Why was Mahatma Gandhi assassinated?  He, too, was a threat to the social order, indeed, the cultural and religious order.  He was killed by an orthodox Hindu, not an agent of the British Empire, although the empire had fought him and persecuted him for decades.  Gandhi was a champion of the downtrodden, of the Untouchables; he did not respect the ancient, established order.  That made him a threat.  With India’s independence won, Gandhi’s continued presence posed a threat to the interests of many within India.  Gandhi — that paragon of non-violence — was more dangerous than an army with guns and bombs.

Let’s discuss even greater, more dangerous men.  Why was Jesus Christ crucified?  He, too, was a threat.  He was a threat to the Jewish hieararchy and a threat to the Roman Empire and its social and political order.  Anyone who liked the established order didn’t want this Jewish agitator to gain a following.  This man who counseled turning the other cheek, this healer, this friend to prostitutes and all the lowly and despised, was more of a threat than armed revolutionaries.

Why did the Arabs make war on the Prophet Muhammad — peace be upon him — and force him into exile?  Again, he threatened the established order and all its arrangements of power and privilege.  The Messenger of God and his followers exposed the decadence into which the Arabs had fallen.  That made him a threat to many.

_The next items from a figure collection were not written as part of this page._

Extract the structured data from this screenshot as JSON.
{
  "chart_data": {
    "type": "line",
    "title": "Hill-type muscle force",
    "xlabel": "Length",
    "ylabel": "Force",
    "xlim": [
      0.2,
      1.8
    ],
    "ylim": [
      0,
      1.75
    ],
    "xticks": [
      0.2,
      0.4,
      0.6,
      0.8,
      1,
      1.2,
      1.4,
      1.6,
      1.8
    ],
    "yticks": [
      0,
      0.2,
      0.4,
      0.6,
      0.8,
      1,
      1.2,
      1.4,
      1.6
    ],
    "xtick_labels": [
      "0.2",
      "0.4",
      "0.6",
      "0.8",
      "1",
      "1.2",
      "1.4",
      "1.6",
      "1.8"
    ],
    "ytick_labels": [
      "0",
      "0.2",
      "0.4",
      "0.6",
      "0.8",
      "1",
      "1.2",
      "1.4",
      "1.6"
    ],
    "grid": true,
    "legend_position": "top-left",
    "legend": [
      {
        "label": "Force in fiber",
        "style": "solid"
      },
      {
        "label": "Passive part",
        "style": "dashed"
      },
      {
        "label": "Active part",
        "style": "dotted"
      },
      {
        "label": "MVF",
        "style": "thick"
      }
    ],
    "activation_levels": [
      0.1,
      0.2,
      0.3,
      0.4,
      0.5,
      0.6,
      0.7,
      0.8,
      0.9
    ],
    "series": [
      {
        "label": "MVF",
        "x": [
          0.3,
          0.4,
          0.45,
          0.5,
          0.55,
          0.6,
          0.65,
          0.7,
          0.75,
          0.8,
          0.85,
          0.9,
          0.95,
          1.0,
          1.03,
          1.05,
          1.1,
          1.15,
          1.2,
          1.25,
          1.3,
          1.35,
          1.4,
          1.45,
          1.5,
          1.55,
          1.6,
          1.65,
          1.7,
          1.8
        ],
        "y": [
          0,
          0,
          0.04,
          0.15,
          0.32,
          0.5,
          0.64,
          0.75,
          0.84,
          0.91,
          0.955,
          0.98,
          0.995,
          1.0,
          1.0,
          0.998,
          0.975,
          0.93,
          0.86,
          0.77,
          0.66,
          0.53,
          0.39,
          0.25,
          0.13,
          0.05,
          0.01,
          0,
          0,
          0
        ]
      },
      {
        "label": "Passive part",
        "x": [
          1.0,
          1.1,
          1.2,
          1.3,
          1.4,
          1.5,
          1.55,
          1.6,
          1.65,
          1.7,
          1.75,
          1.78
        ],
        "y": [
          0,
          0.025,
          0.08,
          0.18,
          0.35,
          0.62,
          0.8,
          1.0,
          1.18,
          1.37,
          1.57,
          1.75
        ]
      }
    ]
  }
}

Likewise, when The Bab arose in Persia in the 19th century and preached a new revelation, he threatened the power and privilege of the mullahs, and endangered the social order.  He was imprisoned and eventually shot by firing squad (of that incident I’ll have more to say in a future post).

The Bab announced the advent of Bahá’u’lláh.  He, too, was persecuted: tortured, robbed of his considerable wealth, and exiled repeatedly.  That mild-mannered, slight man was a threat to both the Persian and Ottoman empires.  Thousands of his followers were tortured and murdered.  That persecution continues today in Iran.  Baha’u’llah was dangerous.  Those who followed him believed such dangerous things as harmony of science and relgion, indepdendent inquiry into truth, equality of men and women, the oneness of God, religion and humanity — and a new revelation from God.

And so, next January 15 or April 4, or whenever the matter comes up, don’t bore me with more clichès about a pretty dream and a benevolent legacy.  Excite me, stir me up, agitate me — threaten me, with tales of the dangerous man who demanded that Christians be Christians and that America live up to the Declaration of Independence and the Constitution.  On Easter and Christmas or any other day, tighten my guts with stories of that dangerous, yet meek, Jewish man who scared the mightiest empire on earth — and eventually conquered it.

I am a Bahá’í.  I follow a dangerous man, Bahá’u’lláh, who came to unite humanity, who came to drag us from the dungeons of our materialism, who hauls us kicking and screaming from the passions and divisions of our beloved politics.  He brings a world in which “none may exalt himself over another.”  He promises a future in which “these fruitless strifes, these ruinous wars, shall pass away and the Most Great Peace shall come.”  He gives a global society: “The earth is but one country and mankind its citizens.”  If nationalism is in your soul, and you don’t have time for the duties of citizenship, then that’s a dangerous thing.

I’m working to bring about these dangerous things.  But I come, as my Lord and Master Bahá’u’lláh commands me,  in love, with open arms.